「……」唐訣臉沉了下,薄唇輕啟的冷嘲說道,「蠢!」
慕安安一個機靈,猛然驚醒。
她送了在欄杆上的手,看著唐訣跨步走了過來,嘴因為驚訝微張,下意識的問道:「你不是在給駱妍晞開酒會?」
話一出口,在唐訣一記眼光下,慕安安猛然反應過來自己說了什麼,『蹭』的一下,急忙用手捂住了嘴。
「話已經說出來了,再捂著……不蠢嗎?」唐訣冷嗤。
慕安安放下手,氣惱的瞪了眼睛就吼道:「我就蠢,你管我……我蠢我挨到你什麼事情了?」
說著,慕安安鼻子突然有些酸,眼眶也微紅的氤氳了一層薄薄水霧。
唐訣看著慕安安,暗暗輕嘆一聲,長臂一撈,將慕安安攬入了懷裡。
「你蠢我豈不是很辛苦?」唐訣輕咦,「怎麼就不管我事情了?」
熟悉的味道,溫暖的懷抱,低沉而富有磁性的聲音,讓慕安安的鼻子更加酸了。
她不想破話這一刻的溫暖,可是,心裡卻忍不住的想要去嫉妒。
嫉妒……駱妍晞。
唐訣是從駱妍晞酒會結束了才過來的吧?
慕安安嘴角划過自嘲,覺得自己現在是越來越矯情了,一點兒以前的灑脫都沒有。
「還不想回家,嗯?」唐訣聲音淡淡開口。
慕安安微微仰頭,對上唐訣垂下來的視線,嘟囔的說道:「你還沒有陪我看夜景!」
聽著慕安安的指控,唐訣放開她,薄唇邊兒划過一抹舒心的笑,偏頭看了眼灃城的夜景,收回視線問道:「站了一晚上,不累嗎?」
慕安安嘴張了張,很想說『不累』,可接觸到唐訣那洞察人心的目光時,有些悻悻然的說道:「累……腿都站酸了。

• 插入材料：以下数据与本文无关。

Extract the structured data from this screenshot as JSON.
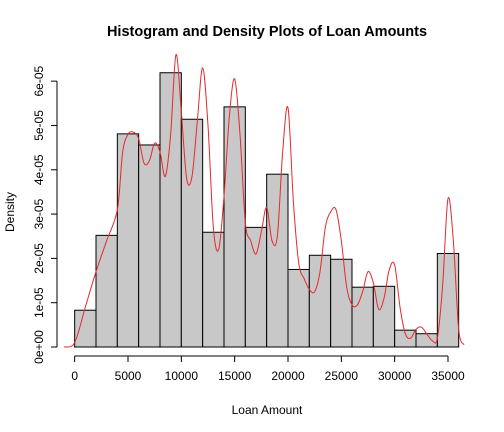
{
  "colors": {
    "bar_fill": "#c8c8c8",
    "bar_stroke": "#000000",
    "density": "#e8282c",
    "axis": "#000000"
  },
  "chart_data": {
    "type": "bar",
    "title": "Histogram and Density Plots of Loan Amounts",
    "xlabel": "Loan Amount",
    "ylabel": "Density",
    "xlim": [
      -1000,
      36500
    ],
    "ylim": [
      0,
      6.5e-05
    ],
    "xticks": [
      0,
      5000,
      10000,
      15000,
      20000,
      25000,
      30000,
      35000
    ],
    "xtick_labels": [
      "0",
      "5000",
      "10000",
      "15000",
      "20000",
      "25000",
      "30000",
      "35000"
    ],
    "yticks": [
      0,
      1e-05,
      2e-05,
      3e-05,
      4e-05,
      5e-05,
      6e-05
    ],
    "ytick_labels": [
      "0e+00",
      "1e-05",
      "2e-05",
      "3e-05",
      "4e-05",
      "5e-05",
      "6e-05"
    ],
    "grid": false,
    "legend": "none",
    "histogram": {
      "breaks": [
        0,
        2000,
        4000,
        6000,
        8000,
        10000,
        12000,
        14000,
        16000,
        18000,
        20000,
        22000,
        24000,
        26000,
        28000,
        30000,
        32000,
        34000,
        36000
      ],
      "density": [
        8.3e-06,
        2.52e-05,
        4.81e-05,
        4.56e-05,
        6.19e-05,
        5.14e-05,
        2.59e-05,
        5.42e-05,
        2.7e-05,
        3.9e-05,
        1.75e-05,
        2.07e-05,
        1.98e-05,
        1.35e-05,
        1.37e-05,
        3.8e-06,
        3e-06,
        2.11e-05
      ]
    },
    "density_curve": {
      "x": [
        -1000,
        0,
        1000,
        2000,
        3000,
        4000,
        4500,
        5000,
        5500,
        6000,
        6500,
        7000,
        7500,
        8000,
        8500,
        9000,
        9500,
        10000,
        10500,
        11000,
        11500,
        12000,
        12500,
        13000,
        13500,
        14000,
        14500,
        15000,
        15500,
        16000,
        16500,
        17000,
        17500,
        18000,
        18500,
        19000,
        19500,
        20000,
        20500,
        21000,
        21500,
        22000,
        22500,
        23000,
        23500,
        24000,
        24500,
        25000,
        25500,
        26000,
        26500,
        27000,
        27500,
        28000,
        28500,
        29000,
        29500,
        30000,
        30500,
        31000,
        31500,
        32000,
        32500,
        33000,
        33500,
        34000,
        34500,
        35000,
        35500,
        36000,
        36500
      ],
      "y": [
        0.0,
        1e-06,
        9e-06,
        1.7e-05,
        2.4e-05,
        3.1e-05,
        4.4e-05,
        4.8e-05,
        4.85e-05,
        4.7e-05,
        4.15e-05,
        4.2e-05,
        4.6e-05,
        4.4e-05,
        3.85e-05,
        4.8e-05,
        6.6e-05,
        5.3e-05,
        3.8e-05,
        3.85e-05,
        5.1e-05,
        6.3e-05,
        5e-05,
        2.7e-05,
        2.2e-05,
        3.4e-05,
        5.2e-05,
        6.05e-05,
        4.8e-05,
        2.8e-05,
        2.4e-05,
        2.1e-05,
        2.6e-05,
        3.15e-05,
        2.4e-05,
        2.5e-05,
        4.4e-05,
        5.4e-05,
        3.3e-05,
        1.9e-05,
        1.55e-05,
        1.3e-05,
        1.25e-05,
        1.7e-05,
        2.7e-05,
        3.05e-05,
        3.1e-05,
        2.4e-05,
        1.35e-05,
        9.5e-06,
        9.5e-06,
        1.25e-05,
        1.7e-05,
        1.45e-05,
        8.5e-06,
        1.1e-05,
        1.75e-05,
        1.85e-05,
        9e-06,
        3e-06,
        2e-06,
        4e-06,
        4.5e-06,
        3e-06,
        1.5e-06,
        2e-06,
        1.4e-05,
        3.35e-05,
        2.4e-05,
        4e-06,
        5e-07
      ]
    }
  }
}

」
唐訣眸光深了深,拉過慕安安的手就往車的方向走去……
慕安安也不知道自己是不是在任性,就在唐訣開了車門的時候,她突然拽了下他的手。
「怎麼?」唐訣偏頭問道。
慕安安呡了下嘴角,將車門給關了回去,眼睛裡透著靈動的看著唐訣。
唐訣暗暗一嘆,「說!」
「我不想坐車……」慕安安聲音有些忸怩。
唐訣視線漸漸深邃,「嗯,然後呢?」
「唐訣……」慕安安聲音里透著幾分撒嬌的氣息。
「嗯。」唐訣應聲。
慕安安呡嘴笑著,「我想你背我……」
唐訣看著慕安安的視線越來越深,深的就好像此刻的墨空,讓人能看到,卻探知不到最深處的東西。
慕安安開始忐忑起來,嘴角也因為緊張呡的緊緊的。